Potężne pociski. Aż boją się przekazania ich Ukrainie
Kanclerz Niemiec Olaf Scholz stwierdził jednoznacznie, że Niemcy nie przekażą Ukrainie pocisków manewrujących Taurus. Niechęć do wysłania tej broni na front ma wynikać z kilku powodów, chociaż o niektórych opinia publiczna może się nigdy nie dowiedzieć. Przypominamy, o jaką broń chodzi i jakie są jej możliwości.

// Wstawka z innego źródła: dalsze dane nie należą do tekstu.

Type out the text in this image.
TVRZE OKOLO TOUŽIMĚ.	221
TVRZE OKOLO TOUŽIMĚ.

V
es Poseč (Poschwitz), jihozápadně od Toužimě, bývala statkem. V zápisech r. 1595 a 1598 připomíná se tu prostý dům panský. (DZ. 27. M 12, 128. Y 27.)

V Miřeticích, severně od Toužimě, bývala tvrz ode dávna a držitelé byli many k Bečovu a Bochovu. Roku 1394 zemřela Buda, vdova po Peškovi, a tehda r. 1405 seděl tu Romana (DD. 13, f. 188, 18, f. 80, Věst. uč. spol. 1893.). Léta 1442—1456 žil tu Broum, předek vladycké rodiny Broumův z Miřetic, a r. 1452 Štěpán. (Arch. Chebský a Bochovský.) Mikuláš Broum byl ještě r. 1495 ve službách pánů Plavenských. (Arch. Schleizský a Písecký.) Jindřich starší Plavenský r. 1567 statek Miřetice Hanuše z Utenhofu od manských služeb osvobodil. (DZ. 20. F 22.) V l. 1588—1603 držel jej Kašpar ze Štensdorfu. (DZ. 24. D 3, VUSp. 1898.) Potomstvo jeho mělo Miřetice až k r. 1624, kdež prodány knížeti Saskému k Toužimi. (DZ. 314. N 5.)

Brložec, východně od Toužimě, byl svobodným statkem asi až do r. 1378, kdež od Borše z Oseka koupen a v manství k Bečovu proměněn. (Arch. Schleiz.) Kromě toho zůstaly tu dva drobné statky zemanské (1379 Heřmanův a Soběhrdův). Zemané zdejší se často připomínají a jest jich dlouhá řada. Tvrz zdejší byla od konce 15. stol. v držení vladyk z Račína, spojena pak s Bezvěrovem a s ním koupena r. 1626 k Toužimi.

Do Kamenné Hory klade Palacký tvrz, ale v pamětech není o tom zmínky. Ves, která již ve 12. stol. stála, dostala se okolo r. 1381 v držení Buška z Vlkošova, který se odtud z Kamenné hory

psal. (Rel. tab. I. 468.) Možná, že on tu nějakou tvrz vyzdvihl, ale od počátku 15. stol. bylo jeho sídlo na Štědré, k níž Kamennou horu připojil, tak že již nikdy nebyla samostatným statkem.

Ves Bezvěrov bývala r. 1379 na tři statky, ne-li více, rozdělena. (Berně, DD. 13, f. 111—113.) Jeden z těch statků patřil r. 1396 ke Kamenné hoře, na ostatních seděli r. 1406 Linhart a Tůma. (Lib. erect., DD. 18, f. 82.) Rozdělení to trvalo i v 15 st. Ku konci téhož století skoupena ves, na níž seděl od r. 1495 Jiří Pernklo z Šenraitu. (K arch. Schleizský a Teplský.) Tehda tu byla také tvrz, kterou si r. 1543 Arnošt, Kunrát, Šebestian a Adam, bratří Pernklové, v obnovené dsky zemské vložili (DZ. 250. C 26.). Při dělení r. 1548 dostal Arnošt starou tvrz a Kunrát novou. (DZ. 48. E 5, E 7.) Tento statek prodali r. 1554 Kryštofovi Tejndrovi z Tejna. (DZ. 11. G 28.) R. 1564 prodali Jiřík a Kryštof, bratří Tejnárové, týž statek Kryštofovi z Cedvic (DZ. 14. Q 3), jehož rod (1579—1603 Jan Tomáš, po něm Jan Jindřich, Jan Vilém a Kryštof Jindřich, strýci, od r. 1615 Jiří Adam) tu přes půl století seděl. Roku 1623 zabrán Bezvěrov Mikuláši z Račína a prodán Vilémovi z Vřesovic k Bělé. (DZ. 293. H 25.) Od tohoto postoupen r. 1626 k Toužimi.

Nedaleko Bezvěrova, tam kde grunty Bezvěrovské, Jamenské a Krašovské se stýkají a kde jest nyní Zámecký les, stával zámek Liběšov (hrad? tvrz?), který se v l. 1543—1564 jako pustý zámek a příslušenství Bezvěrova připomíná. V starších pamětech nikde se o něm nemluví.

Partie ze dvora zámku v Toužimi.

14.03.2024 | aktual.: 14.03.2024 10:33
Ukraińcy wielokrotnie podkreślali, że bez broni dalekiego zasięgu nie będą mogli skutecznie przeciwstawiać się rosyjskiej agresji. Chociaż otrzymują pociski o zbliżonej charakterystyce z Wielkiej Brytanii i Francji, niemieccy politycy od miesięcy są w tym temacie podzieleni. Większość jest jednak przeciwna temu, aby pociski manewrujące Taurus trafiły do Ukrainy. Olaf Scholz, który podziela to stanowisko, tym razem wypowiedział się bardzo stanowczo.
Pociski manewrujące Taurus nie dla Ukrainy
Kanclerz Niemiec powtórzył wcześniej wygłaszaną opinię, że siły zbrojne Ukrainy nie będą w stanie użyć pocisków manewrujących Taurus bez pomocy niemieckich żołnierzy. Mieliby oni też zapobiegać nieuzasadnionym uderzeniom na cele położone na terytorium Rosji. Obecność niemieckich żołnierzy w Ukrainie, jego zdaniem, jest nie do przyjęcia dla rządu w Berlinie, ponieważ mogłoby przyczynić się do wciągnięcia Niemiec w wojnę.
– To jest czerwona linia, której nie chcę przekroczyć jako kanclerz. Roztropność nie powinna być kwalifikowana jako słabość – powiedział.
Pociski manewrujące Taurus cechują się długością 5 m i wagą aż 1400 kg. Posiadają głowicę MEPHISTO (Multi-Effect Penetrator, Highly Sophisticated and Target Optimised) o masie ok. 500 kg i bardzo dużej sile rażenia.
Konstrukcja głowicy sprawia, że w zależności od celu i potrzeb atakujących może zostać zdetonowana jak klasyczny pocisk odłamkowo-burzący lub z opóźnieniem. Takie rozwiązanie pozwala na skuteczne eliminowanie nawet podziemnych pozycji wroga (np. bunkrów). Co ważne, pociski manewrujące Taurus są wykonane w technologi stealth (trudnowykrywalności) i mają zasięg ponad 500 km.
Dalsza część artykułu pod materiałem wideo
Przedstawiciel komisji obrony niemieckiego Bundestagu Alexander Müller stwierdził, że komisja została poinformowana o powodach, które skłoniły Olafa Scholza do utrzymania swojego wcześniejszego stanowiska.
– Jest jedna lub dwie rzeczy, o których nie można mówić publicznie, a które słusznie sprawiają, że [Olaf Scholz] się waha – powiedział Müller.
Niemcy nie pomogą nawet pośrednio?
Wcześniej w tym miesiącu brytyjski rząd zaproponował Niemcom transakcję wiązaną. Wedle jej założeń Berlin miały przekazać swoje pociski Wielkiej Brytanii, która dzięki temu mogłaby przekazać Ukrainie więcej własnych pocisków manewrujących. Temu pomysłowi część niemieckich polityków również jest jednak przeciwna.
Aktualnie ukraińska armia ma w swoim arsenale pociski manewrujące Storm Shadow (właśnie z Wielkiej Brytanii) oraz SCALP-EG, które dostarcza Francja. Były one wykorzystywane do rażenia istotnych celów, także o znaczeniu strategicznym, np. do ataku na most Czonharski.